Содержимое ее ума позволило узнать многое. Тот, кто находился за девушкой, был доктор Шент, другой, дальше, — доктор Бел Алварден. Он мог подслушать их имена, ощутить их отчаяние, почувствовать следы ужаса и страха в сознании молодой девушки. Какое-то мгновение он жалел их, потом вспомнил,
Остальные трое были здесь больше часа. Комната, в которой их оставили, представляла собой, очевидно, зал для собраний нескольких сот человек. Пленники чувствовали себя одинокими и потерянными в ее глубинах. И говорить было не о чем. Горло Алвардена саднило от сухости, и он то и дело поворачивал голову в тщетной попытке найти облегчение. То была единственная часть тела, которой он был способен двигать.
Глаза Шента были закрыты, а губы бескровны и искусаны.
Алварден прошептал:
— Шент! Шент, я вам говорю!
— Что?.. Что?.. — раздался слабый шепот в ответ.
— Что вы делаете? Собираетесь уснуть? Думайте же, думайте!
— Зачем? О чем нужно думать?
— Что этот Иосиф Шварц?
Послышался шепот Полы, тонкий и измученный.
— Вы не помните, Бел? Тогда в магазине, когда я впервые с вами встретилась… так давно?
Алварден сделал над собой усилие — бешеное усилие — и обнаружил, что может поднять голову на два саднящих болью дюйма. Так он мог видеть часть лица Полы.
— Пола! Пола! — Если бы он мог приблизиться к ней… а ведь были два месяца, в течение которых он мог это сделать, но не сделал. Она смотрела на него, улыбаясь такой призрачной улыбкой, что ее можно было бы считать улыбкой статуи. И он сказал:
— Мы еще победим. Вот увидите.
Но она покачала головой — и его шея судорожно дернулась от приступа боли.
— Шент, — вновь сказал он. — Послушайте меня. Как вы встретились с этим Шварцем? Почему он стал вашим пациентом?

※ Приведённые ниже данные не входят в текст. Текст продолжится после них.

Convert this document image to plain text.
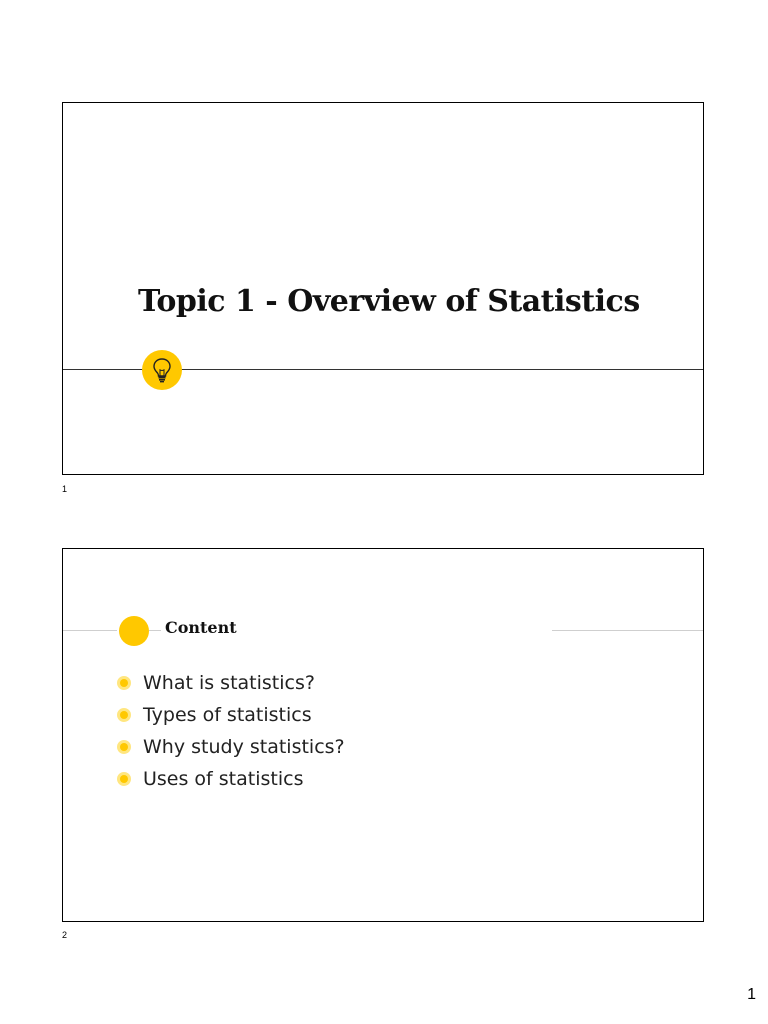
Topic 1 - Overview of Statistics
1
Content
What is statistics?
Types of statistics
Why study statistics?
Uses of statistics
2
1
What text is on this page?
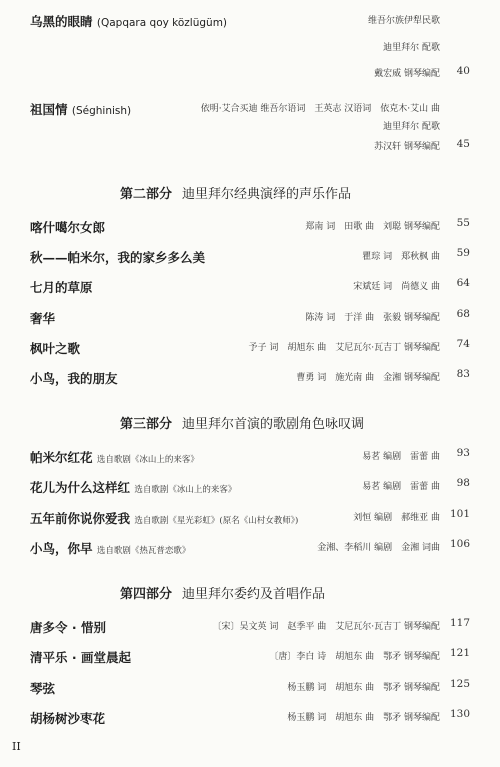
乌黑的眼睛 (Qapqara qoy közlügüm)	维吾尔族伊犁民歌
迪里拜尔 配歌
戴宏威 钢琴编配 40
祖国情 (Séghinish)	依明·艾合买迪 维吾尔语词　王英志 汉语词　依克木·艾山 曲
迪里拜尔 配歌
苏汉轩 钢琴编配 45
第二部分 迪里拜尔经典演绎的声乐作品
喀什噶尔女郎	郑南 词　田歌 曲　刘聪 钢琴编配 55
秋——帕米尔，我的家乡多么美	瞿琮 词　郑秋枫 曲 59
七月的草原	宋斌廷 词　尚德义 曲 64
奢华	陈涛 词　于洋 曲　张毅 钢琴编配 68
枫叶之歌	予子 词　胡旭东 曲　艾尼瓦尔·瓦吉丁 钢琴编配 74
小鸟，我的朋友	曹勇 词　施光南 曲　金湘 钢琴编配 83
第三部分 迪里拜尔首演的歌剧角色咏叹调
帕米尔红花 选自歌剧《冰山上的来客》	易茗 编剧　雷蕾 曲 93
花儿为什么这样红 选自歌剧《冰山上的来客》	易茗 编剧　雷蕾 曲 98
五年前你说你爱我 选自歌剧《星光彩虹》(原名《山村女教师》)	刘恒 编剧　郝维亚 曲 101
小鸟，你早 选自歌剧《热瓦普恋歌》	金湘、李稻川 编剧　金湘 词曲 106
第四部分 迪里拜尔委约及首唱作品
唐多令 · 惜别	〔宋〕吴文英 词　赵季平 曲　艾尼瓦尔·瓦吉丁 钢琴编配 117
清平乐 · 画堂晨起	〔唐〕李白 诗　胡旭东 曲　鄂矛 钢琴编配 121
琴弦	杨玉鹏 词　胡旭东 曲　鄂矛 钢琴编配 125
胡杨树沙枣花	杨玉鹏 词　胡旭东 曲　鄂矛 钢琴编配 130
II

— Синапсифер… Он пришел как доброволец.
— И был подвергнут лечению.
— Да.
Алварден отметил это обстоятельство.
— Что вынудило его прийти к вам?
— Не знаю.
— Но тогда… Может быть, он — имперский агент?
Шент шевельнул головой.
— Имперский агент? Вы думаете так потому, что Высший секретарь Древних сказал, что это так. Но какая разница? Он беспомощен, как и мы… Послушайте, Алварден, может быть, если вы не придумаете для них какую-нибудь историю, они подождут. В случае необходимости вы могли бы…
Археолог засмеялся, и горло ответило ему взрывом боли.
— Вы думаете, что это помогло бы нам выжить? При мертвой Галактике и цивилизации в развалинах? Жить? Я предпочел бы умереть.
— Я подумал о Поле, — пробормотал Шент.
— Я — тоже, — сказал другой. — Спросите ее… Пола, будем сдаваться? Попытаемся выжить?
Голос Полы был тверд.
— Я уже выбрала, на чьей я стороне. Я не хочу умирать, но если умрет моя сторона, я уйду вместе с ней.